Republican presidential candidate Newt Gingrich declared Thursday that he would work to abolish federal judges if he didn't agree with their "anti-American" or "dictatorial" rulings.
At a GOP debate in Sioux City, Iowa, Fox News moderator Megyn Kelly noted that at least two conservative former attorneys general had blasted Gingrich's "dangerous" and "totally irresponsible" plan because it would alter the balance of powers.
"It alters the balance because the courts have become grotesquely dictatorial, far too powerful," Gingrich admitted. "I've been working on this project since 2002 when the Ninth Circuit court said that 'one nation under God' is unconstitutional in the Pledge of Allegiance. And I decided that if you had judges that were so radically anti-American that they thought 'one nation under God' was wrong, they shouldn't be on the court."

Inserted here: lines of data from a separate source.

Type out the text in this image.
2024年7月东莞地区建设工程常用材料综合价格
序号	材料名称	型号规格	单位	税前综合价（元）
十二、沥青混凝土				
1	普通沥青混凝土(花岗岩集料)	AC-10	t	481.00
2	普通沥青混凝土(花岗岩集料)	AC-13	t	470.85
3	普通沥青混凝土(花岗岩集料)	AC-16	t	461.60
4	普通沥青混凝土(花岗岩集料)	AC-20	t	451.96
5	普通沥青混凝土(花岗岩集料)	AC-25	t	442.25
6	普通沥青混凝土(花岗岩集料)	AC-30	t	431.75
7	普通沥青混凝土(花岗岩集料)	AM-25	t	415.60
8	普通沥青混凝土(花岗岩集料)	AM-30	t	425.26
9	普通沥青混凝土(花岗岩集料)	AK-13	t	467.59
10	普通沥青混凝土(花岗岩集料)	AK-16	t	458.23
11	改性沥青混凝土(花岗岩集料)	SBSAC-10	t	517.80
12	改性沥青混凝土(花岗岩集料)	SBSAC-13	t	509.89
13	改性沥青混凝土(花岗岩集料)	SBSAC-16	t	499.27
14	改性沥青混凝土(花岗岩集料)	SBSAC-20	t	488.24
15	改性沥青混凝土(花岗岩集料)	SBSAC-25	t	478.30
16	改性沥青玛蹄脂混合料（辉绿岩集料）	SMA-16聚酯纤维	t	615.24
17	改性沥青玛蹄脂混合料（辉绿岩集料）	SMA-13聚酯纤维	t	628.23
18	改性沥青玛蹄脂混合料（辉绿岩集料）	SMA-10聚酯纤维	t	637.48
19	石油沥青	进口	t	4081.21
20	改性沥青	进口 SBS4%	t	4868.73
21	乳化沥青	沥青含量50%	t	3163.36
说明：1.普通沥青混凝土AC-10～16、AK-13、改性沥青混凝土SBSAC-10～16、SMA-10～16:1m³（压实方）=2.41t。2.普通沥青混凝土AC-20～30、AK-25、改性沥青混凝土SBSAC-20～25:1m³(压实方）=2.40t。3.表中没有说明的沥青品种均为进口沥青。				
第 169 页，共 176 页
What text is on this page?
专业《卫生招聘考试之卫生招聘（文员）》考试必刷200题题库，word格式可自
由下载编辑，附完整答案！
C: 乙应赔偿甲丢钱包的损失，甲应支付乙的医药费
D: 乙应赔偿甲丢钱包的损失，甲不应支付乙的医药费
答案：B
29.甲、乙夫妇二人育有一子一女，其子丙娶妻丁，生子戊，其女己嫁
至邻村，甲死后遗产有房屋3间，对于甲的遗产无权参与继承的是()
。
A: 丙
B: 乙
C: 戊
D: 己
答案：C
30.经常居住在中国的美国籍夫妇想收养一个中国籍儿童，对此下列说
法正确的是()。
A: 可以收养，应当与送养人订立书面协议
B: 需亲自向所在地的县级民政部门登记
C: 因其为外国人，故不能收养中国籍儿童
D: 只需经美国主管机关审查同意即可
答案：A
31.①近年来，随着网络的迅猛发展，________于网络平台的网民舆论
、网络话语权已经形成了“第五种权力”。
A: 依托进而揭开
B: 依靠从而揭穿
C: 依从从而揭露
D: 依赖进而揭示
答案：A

"Like Jefferson, Jackson, Lincoln and FDR, I would be prepared to take on the judiciary if, in fact, it did not restrict what it was doing," he added.
As for those conservative former attorneys general, Gingrich wanted to know if they had studied "Jefferson, who in 1802 abolished 18 out of 35 federal judges?"
"I would suggest to you, actually as a historian, I may understand this better than lawyers, and as lawyers, those two attorneys general are behaving exactly like law schools which have overly empowered lawyers that they can dictate to the rest of us," he insisted.